A failing airline run by an Indian tycoon wanted over fraud convinced banks to authorise vast loans by claiming it would soon be profitable, a court has heard.
Entrepreneur Vijay Mallya, chairman of the UB Group and co-owner of Silverstone-based Sahara Force India F1 team, is facing extradition to his home country after being arrested in the UK.
In 2009 the group had set about hunting corporate loans totalling 2,000 crore rupees (equivalent to almost £230 million) from a selection of banks, including two loans worth 900 crore rupee from the country’s IDBI bank.
Mark Summers, representing the Indian government, told the court that Kingfisher had assured the banks that it had expected to be profitable by 2011.
The loans would be used to pay off “critical obligations” to creditors, which the Central Bank of India had determined “urgently required repayment”, the court was told.
A letter sent to IDBI in October 2009 disclosed it was making “huge losses”, but offered security by pointing to the brand value of parent company UB Group – 3,500 crore rupees (around £402 million) – alongside the ability to sell aircraft and promises there would be additional investment.
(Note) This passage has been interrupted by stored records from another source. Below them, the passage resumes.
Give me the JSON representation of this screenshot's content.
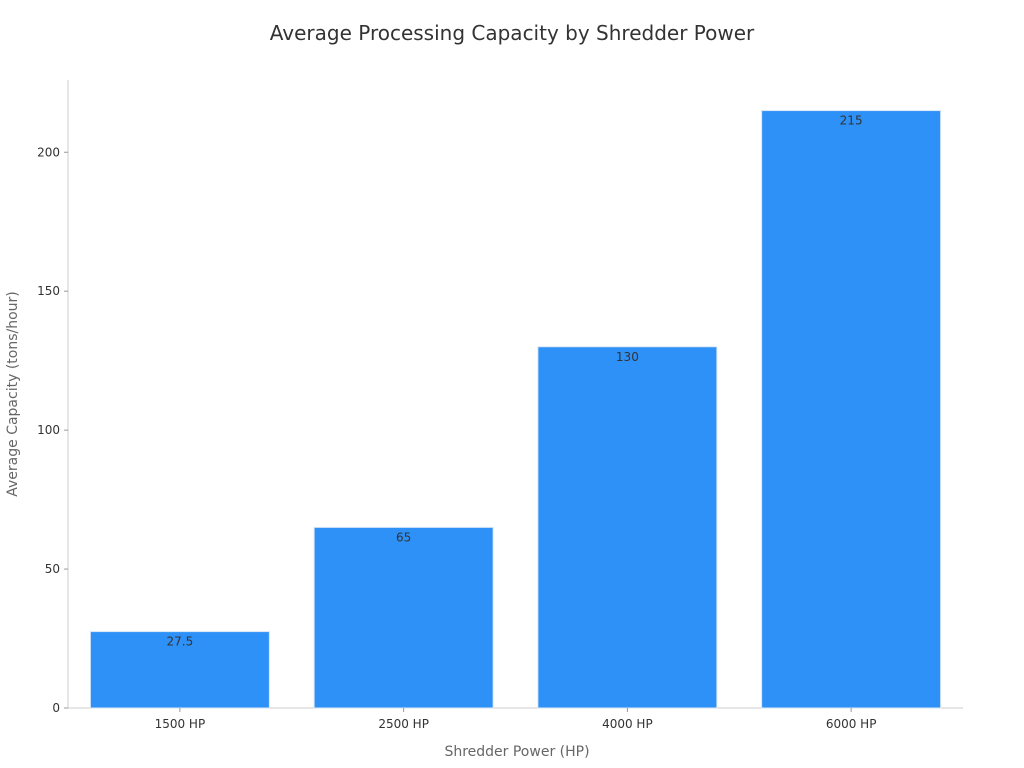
{
  "chart_data": {
    "type": "bar",
    "title": "Average Processing Capacity by Shredder Power",
    "xlabel": "Shredder Power (HP)",
    "ylabel": "Average Capacity (tons/hour)",
    "categories": [
      "1500 HP",
      "2500 HP",
      "4000 HP",
      "6000 HP"
    ],
    "values": [
      27.5,
      65,
      130,
      215
    ],
    "data_labels": [
      "27.5",
      "65",
      "130",
      "215"
    ],
    "ylim": [
      0,
      226
    ],
    "yticks": [
      0,
      50,
      100,
      150,
      200
    ],
    "ytick_labels": [
      "0",
      "50",
      "100",
      "150",
      "200"
    ],
    "grid": false,
    "bar_color": "#2e91f7"
  }
}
Mr Summers said: “It (Kingfisher) was an airline in trouble at this stage, seeking financial assistance from a large number of banks and a large amount of money.
“It was making losses, as we have seen in the letter, it was foreseeing that it would emerge as profitable in the relatively near future.”
He added: “The bank is in a position to sanction loans knowing it (Kingfisher) is going to start making profit from 2011.”
Mr Summers told the court that Kingfisher Airlines attempted later to allay concern by saying its failure to meet growth forecasts was down to the “high cost of operations” including engine failures.
The Indian drinks and aviation magnate was arrested in April by the Metropolitan Police’s extradition unit on behalf of authorities in India, where he is wanted in connection with money laundering and high value bank demands.
India’s Enforcement Directorate has been gathering evidence as part of its investigation into the tycoon’s debts, totalling £977 million, linked to Mr Mallya’s now-defunct airline Kingfisher.
He sold off his drinks firm United Spirits to Diageo in 2013 in order to prop up the airline, which went bust shortly after.
Indian investigators said last year that Mr Mallya had not been co-operating and had ignored their summons to give evidence three times.
The start of extradition proceedings were scuppered earlier by a fire alarm – forcing Mr Mallya to come face to face with the press pack outside.
He told reporters: “The allegations are baseless, unfounded, deliberate and you will see our submissions in court.”
Tailed by the press pack, he continued: “The answer will be given to the judge – you think you are going to conduct a trial by media?”
By April 2010, Kingfisher began defaulting on repayments of a 150 crore rupee loan from IDBI, which it paid back in June 2010, but then defaulted on a bigger 750 crore rupee loan, the court heard.
The financial turmoil continued until 2013, when the airline’s flying licence expired, Mr Summers told the court.
He said: “The Government says that there are three reasons why the court could conclude this was a loan that the defendant never intended to repay.
“His company was in intensive care – the market was in intensive care – it was heading in only one direction. And as it went down it was going to sustain huge losses.
“The defendant had a choice: either you take those losses on yourself and impinge on your own lifestyle or you try and palm it off on a bank.”
He added that “in particular” the losses would be passed on to state-owned banks.
Internal emails from Kingfisher in September 2009, the month before the loan application to IDBI was made, showed Mr Mallya was fully aware of the company’s dire finances, it was heard.
Two correspondences, one of which was sent directly to the Indian businessman, set out heavy losses and expressed doubt it would be paid off in the coming years.
One said Kingfisher Airlines’ “recent trajectory of losses shows a downward trend”.
The brand valuation of UB Group carried out by accountancy firm Grant Thornton that was given to the bank was therefore based on false figures, Mr Summers said.
Referring to the suggestion Kingfisher Airlines would be in profit by 2011, Mr Summers said it was “unrealistic and wrong”. He added: “Kingfisher knew fully well that its finances were not realistically going to attract promoters for infusion.”